The Climate Changeup
Callahan explained that the analysis was possible because baseball is such a data-rich environment. “That’s great from our perspective—it’s a real treasure trove.” But the project also hints at the hidden effects of climate change that are undiscoverable because data are lacking, he added.
“It really illustrates that there are times when we end up looking for our keys under the lamppost because that’s where the light is.” Future work will explore how climate-driven heat also affects player performance.
Jim Albert, a statistician at Bowling Green State University in Ohio, noted that although these results are statistically significant, the number of home runs attributable to climate change is small relative to other ball and player effects.

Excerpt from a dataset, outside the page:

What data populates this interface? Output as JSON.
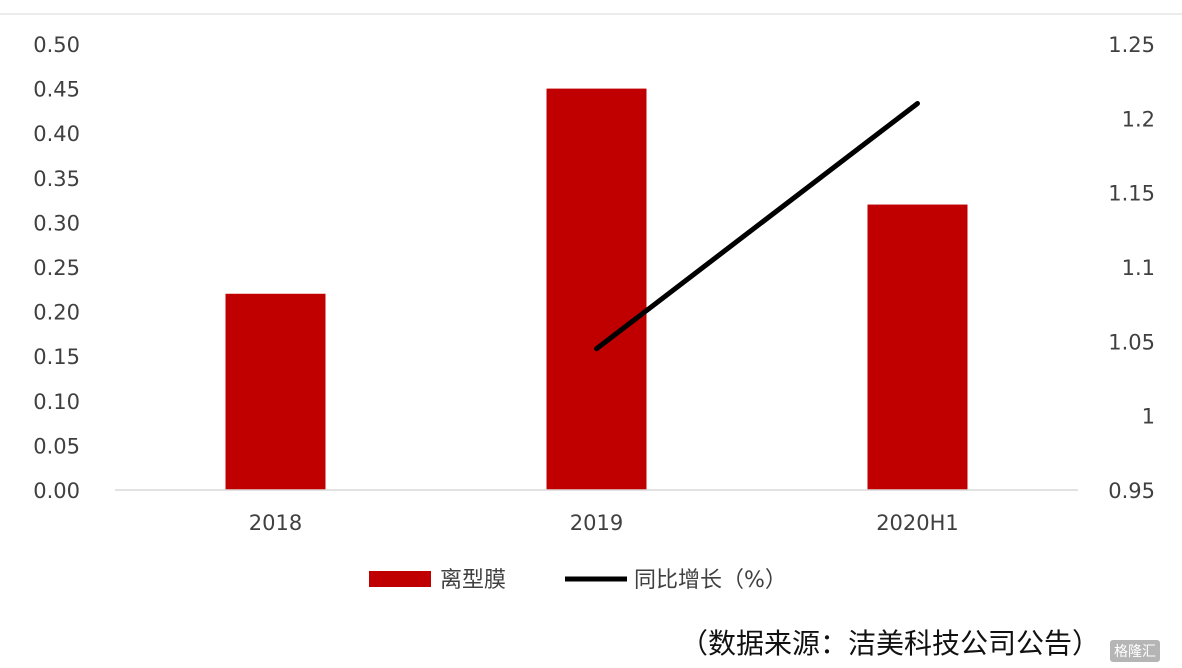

“I don’t know that we’ve seen a baseball game canceled for heat yet, but I think it’s coming.”
Albert, who was not involved with the new analysis, contributed to MLB-commissioned reports that investigated the recent rise in home runs. The new results “are similar to our findings on the effect of temperature,” he said. “The novel aspect of this paper is the exploration of the effects of global warming on home run hitting.”
Callahan speculated that there will likely come a point when team owners decide that the increase in home runs isn’t worth the heat-related health risks to players and fans. “I don’t know that we’ve seen a baseball game canceled for heat yet, but I think it’s coming,” he said. Teams might opt to shift from day games to night games, invest in a domed stadium, or even relocate to a cooler city—mitigation strategies that could have profound economic impacts on a region.
“If the effects of global warning increase as the authors predict,” Albert said, “then I believe MLB should use this information in future plans about scheduling of games and the construction of the ball.”